FOODIES FROM all over the region and beyond will be making their way to Singapore next week as the Marina Bay Sands plays host to the third edition of the extravagant Epicurean Market. Running from August 14 to 16, it will feature more than 60 leading brands and some 35 master classes by top chefs, wine sommeliers and mixologists.
Singapore has long been a culinary destination for travellers, thanks to its diverse cultural background, evolving dining scene as well as international influences. But during these special three days Singapore will be offering a great deal more.
Epicurean Market 2015 is aiming to be bigger and better than ever, with the region’s finest food purveyors, award-winning restaurants and wine experts all set to offer guests an unforgettable culinary experience. Consider the amount of food that will be prepared for this three-day food fiesta, and you’ll appreciate the scale of the Epicurean Market.
Some 2,000 kilograms of seafood will be prepped and 20,000 fresh oysters shucked, along with 20 kilograms of caviar, and an estimated 15,000 pizzas. On top of that, a troupe of mixologists will be armed with enough artillery to keep the spirits and fine cocktails flowing from morning until late at night.
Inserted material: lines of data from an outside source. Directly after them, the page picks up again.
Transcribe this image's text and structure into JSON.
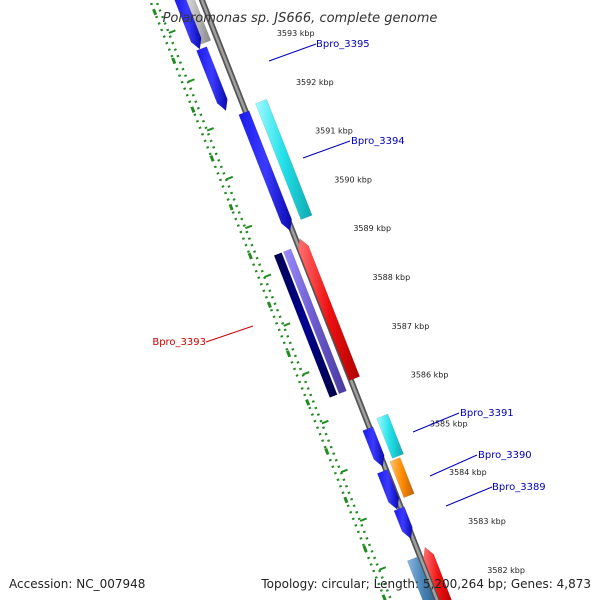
{
  "title": "Polaromonas sp. JS666, complete genome",
  "accession_text": "Accession: NC_007948",
  "summary_text": "Topology: circular; Length: 5,200,264 bp; Genes: 4,873",
  "scale_ticks": [
    "3593 kbp",
    "3592 kbp",
    "3591 kbp",
    "3590 kbp",
    "3589 kbp",
    "3588 kbp",
    "3587 kbp",
    "3586 kbp",
    "3585 kbp",
    "3584 kbp",
    "3583 kbp",
    "3582 kbp"
  ],
  "gene_labels": [
    {
      "text": "Bpro_3395",
      "color": "#0000bb"
    },
    {
      "text": "Bpro_3394",
      "color": "#0000bb"
    },
    {
      "text": "Bpro_3393",
      "color": "#cc0000"
    },
    {
      "text": "Bpro_3391",
      "color": "#0000bb"
    },
    {
      "text": "Bpro_3390",
      "color": "#0000bb"
    },
    {
      "text": "Bpro_3389",
      "color": "#0000bb"
    }
  ],
  "colors": {
    "backbone": "#888888",
    "ruler": "#228b22",
    "blue": "#1a1aee",
    "cyan": "#22e0e8",
    "red": "#ee1111",
    "navy": "#000080",
    "purple": "#6a5acd",
    "orange": "#ff8c00",
    "steel": "#4682b4",
    "gray": "#bbbbbb"
  }
}
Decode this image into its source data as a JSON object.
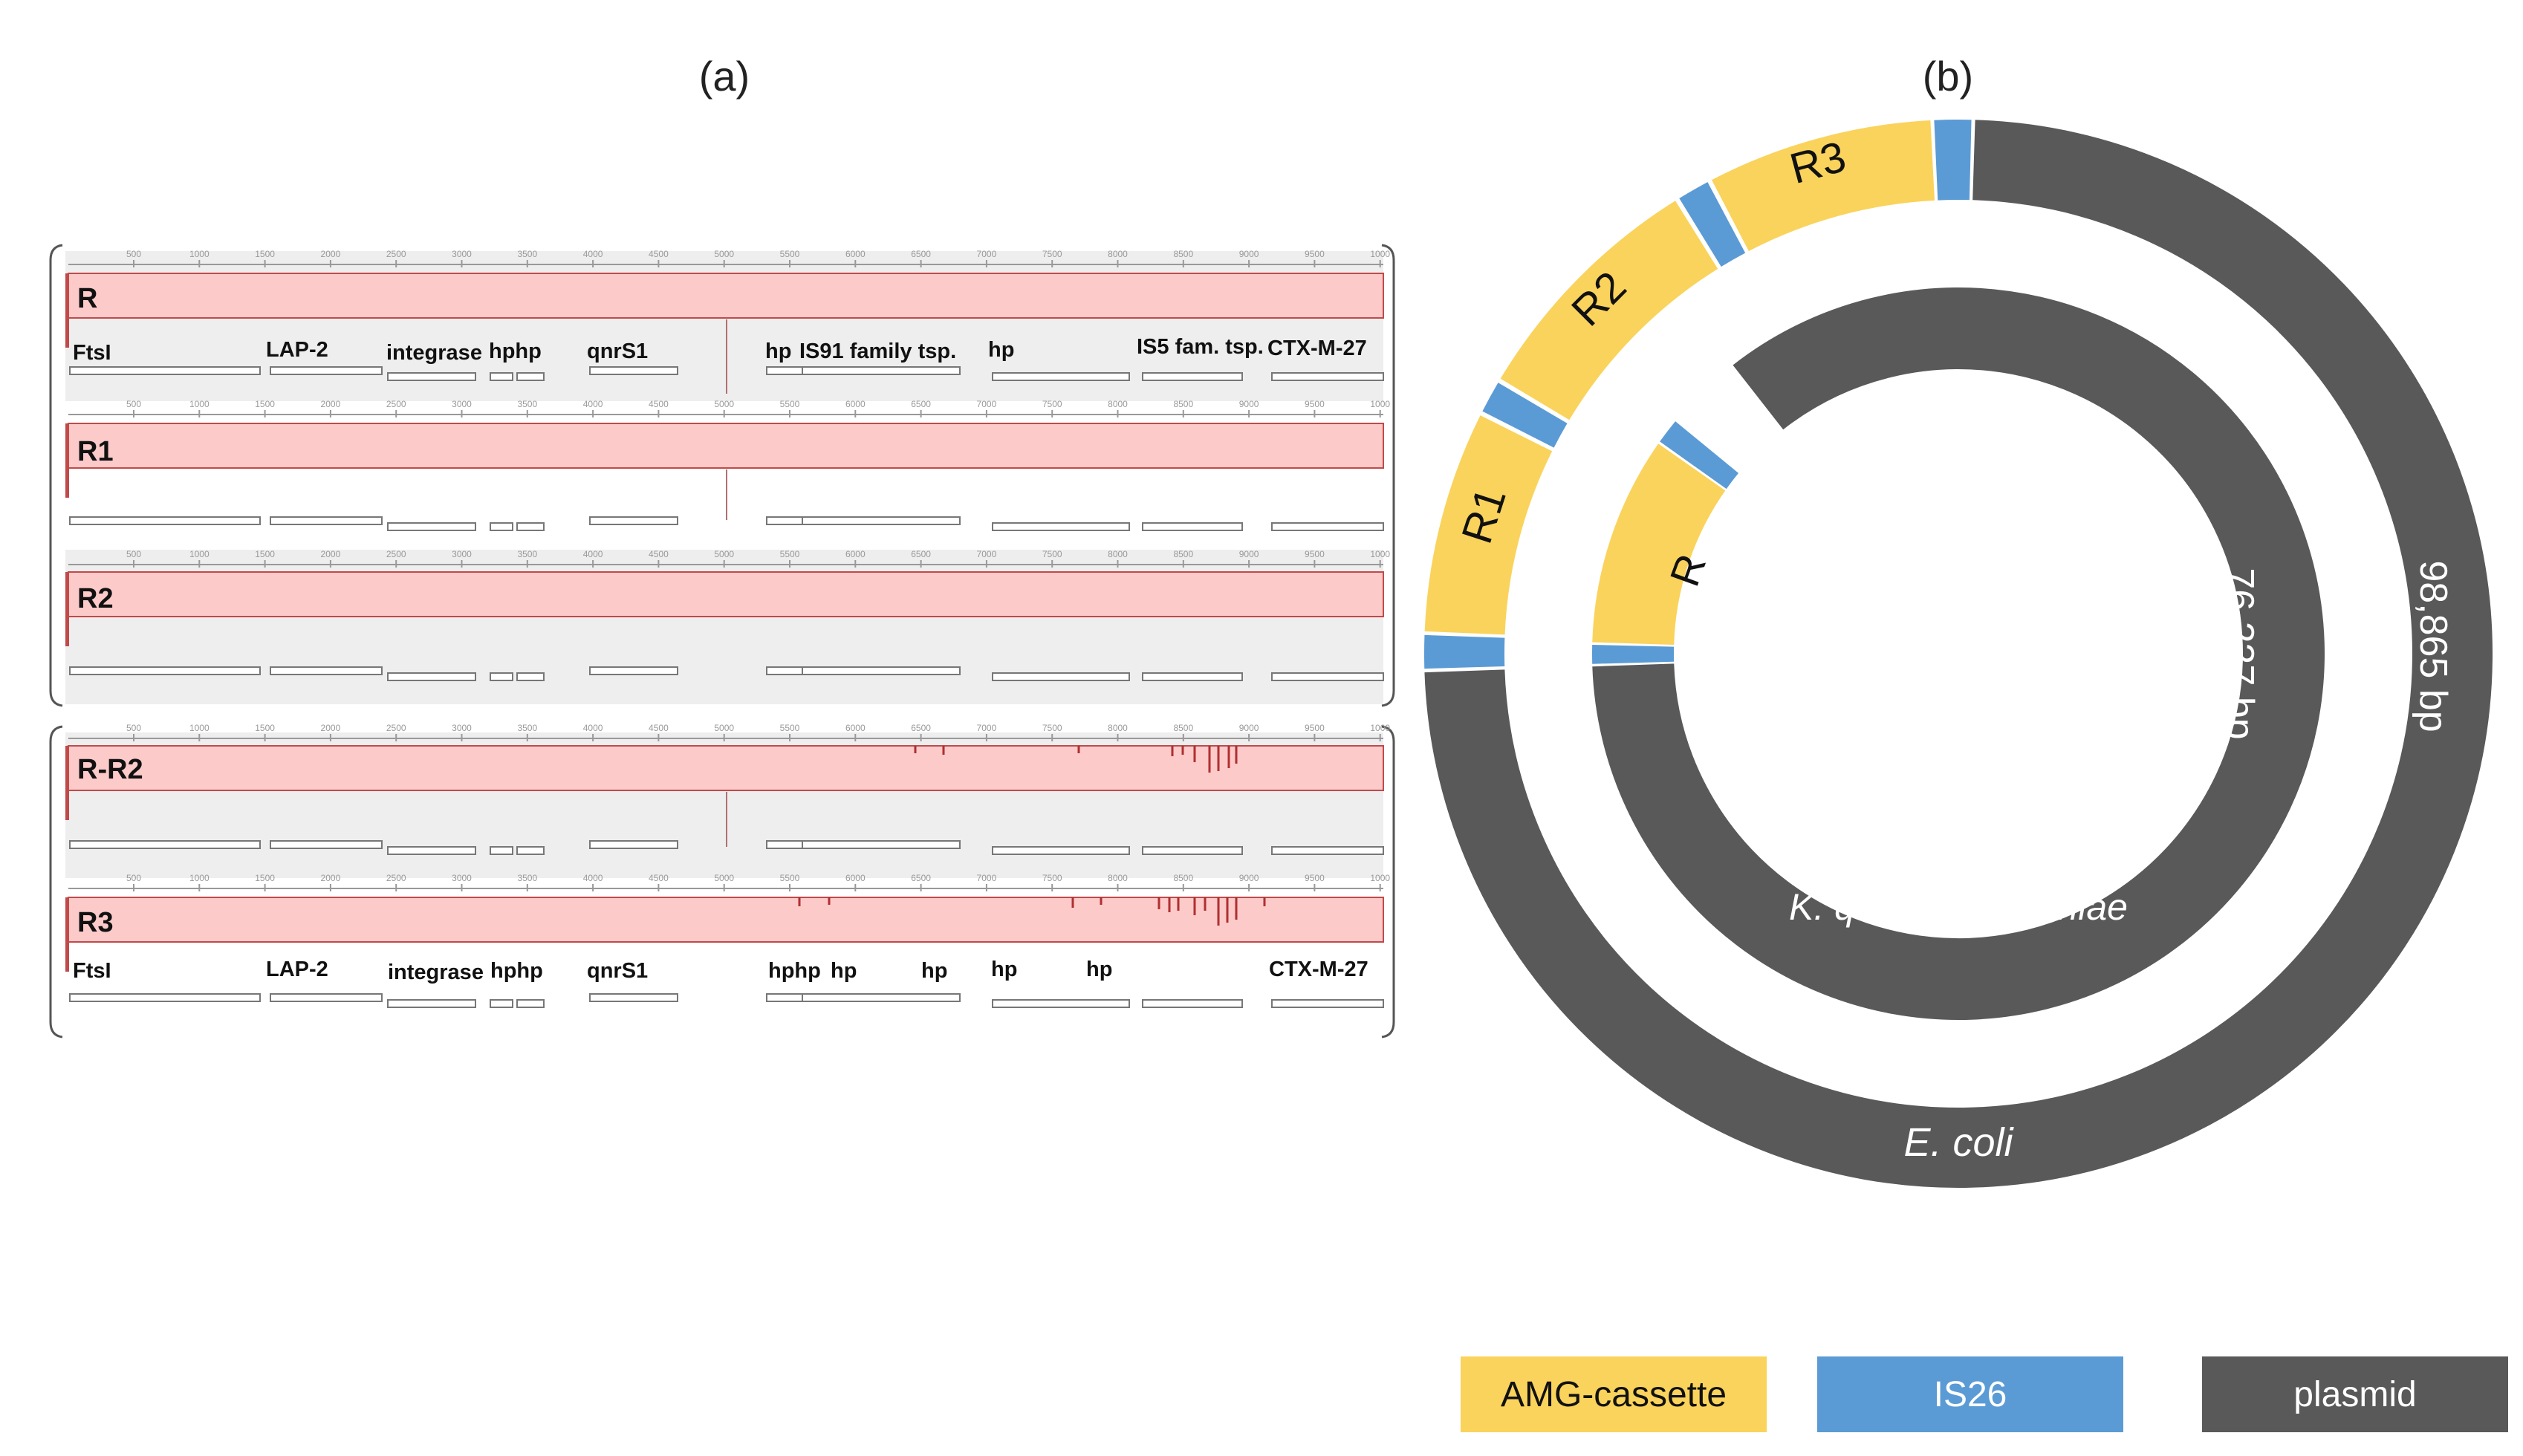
{
  "panel_labels": {
    "a": "(a)",
    "b": "(b)"
  },
  "ruler_ticks": [
    "500",
    "1000",
    "1500",
    "2000",
    "2500",
    "3000",
    "3500",
    "4000",
    "4500",
    "5000",
    "5500",
    "6000",
    "6500",
    "7000",
    "7500",
    "8000",
    "8500",
    "9000",
    "9500",
    "1000"
  ],
  "tracks": [
    {
      "id": "R",
      "label": "R"
    },
    {
      "id": "R1",
      "label": "R1"
    },
    {
      "id": "R2",
      "label": "R2"
    },
    {
      "id": "R-R2",
      "label": "R-R2"
    },
    {
      "id": "R3",
      "label": "R3"
    }
  ],
  "genes_R": [
    "FtsI",
    "LAP-2",
    "integrase",
    "hphp",
    "qnrS1",
    "hp",
    "IS91 family tsp.",
    "hp",
    "IS5 fam. tsp.",
    "CTX-M-27"
  ],
  "genes_R3": [
    "FtsI",
    "LAP-2",
    "integrase",
    "hphp",
    "qnrS1",
    "hphp",
    "hp",
    "hp",
    "hp",
    "hp",
    "CTX-M-27"
  ],
  "rings": {
    "outer": {
      "segments": [
        "R1",
        "R2",
        "R3"
      ],
      "size_label": "98,865 bp",
      "organism": "E. coli"
    },
    "inner": {
      "segments": [
        "R"
      ],
      "size_label": "76,237 bp",
      "organism": "K. quasipneumoniae"
    }
  },
  "legend": [
    {
      "label": "AMG-cassette",
      "color": "#fad35c"
    },
    {
      "label": "IS26",
      "color": "#5b9bd5"
    },
    {
      "label": "plasmid",
      "color": "#595959"
    }
  ],
  "colors": {
    "cassette": "#fad35c",
    "is26": "#5b9bd5",
    "plasmid": "#595959",
    "track_pink": "#fdcaca",
    "track_bg": "#eeeeee"
  }
}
During the course of the three days Sands Expo and Convention Centre Halls D and E will be littered with celebrity chef restaurant booths. Among the big names are db Bistro & Oyster by Daniel Boulud, Adrift by David Myers, CUT by Wolfgang Puck and Pizzeria Mozza and Osteria Mozza by Nancy Silverton.
Favourites like Waku Ghin by Tetsuya Wakuda will make a return this year with an array of new signature dishes. The chef is also expanding his repertoire with a second booth focusing on 12 exquisitely delicate pastries. Tasty Thai treats aromatic beef skewers, grilled eggplant salad with dried prawn, charred rice noodles with pork and yellow beans, and deep-fried chicken with plum sauce from Long Chim by David Thompson will delight foodies. And participating in Epicurean Market for the first time is Spago by Wolfgang Puck, who will offer hand-made Agnolotti and Spicy tuna tartare as a sneak preview ahead of its official opening.
There is also a Farmer’s Market inspired by the farmer’s markets of California and featuring great quality fresh vegetables, roots, fruits and seafood as well as artisanal products in an authentic and rustic environment. Guests can sample and taste food throughout the Farmer’s Market, interact with experts for home-cooking tips, and pick up a recipe card or two. Epicerie Boulud, chef Daniel Boulud’s popular gourmet shop in New York, will occupy a sizeable section.
Wine connoisseurs can look forward to the finest and rarest wines sourced from around the world at the massive Wine Zone with nearly 30 wine suppliers including KOT Selections, The Oak Cellars, Monopole, Enoteca, Excaliber Wines, Unique Wines and Wine Culture strutting their stuff.
Over at the bar, Diageo is making a splash at this year’s Epicurean Market with a stunning booth that combines a Cocktail Bar with a Whisky Lounge. Manned by award-winning mixologists from the Diageo Reserve World Class Bartender Competition including winner Steve Leong, the bar |will offer a spirited selection of cocktails using ingredients sourced at the Farmer’s Market itself and workshops on creating various types of cocktails. Whisky connoisseurs can park themselves in the plush lounge seats, where a wide range of Single Malts as well as rare blends from John Walker & Sons await. Whisky appreciation mini-workshops will be conducted by Christoph Nyfeler, founding partner of Whisky World.
IF YOU GO
< Epicurean Market 2015 runs from August 14 to 16 at Sands Expo and Convention Centre, Basement 2, Hall D & E at Marina Bay Sands in Singapore.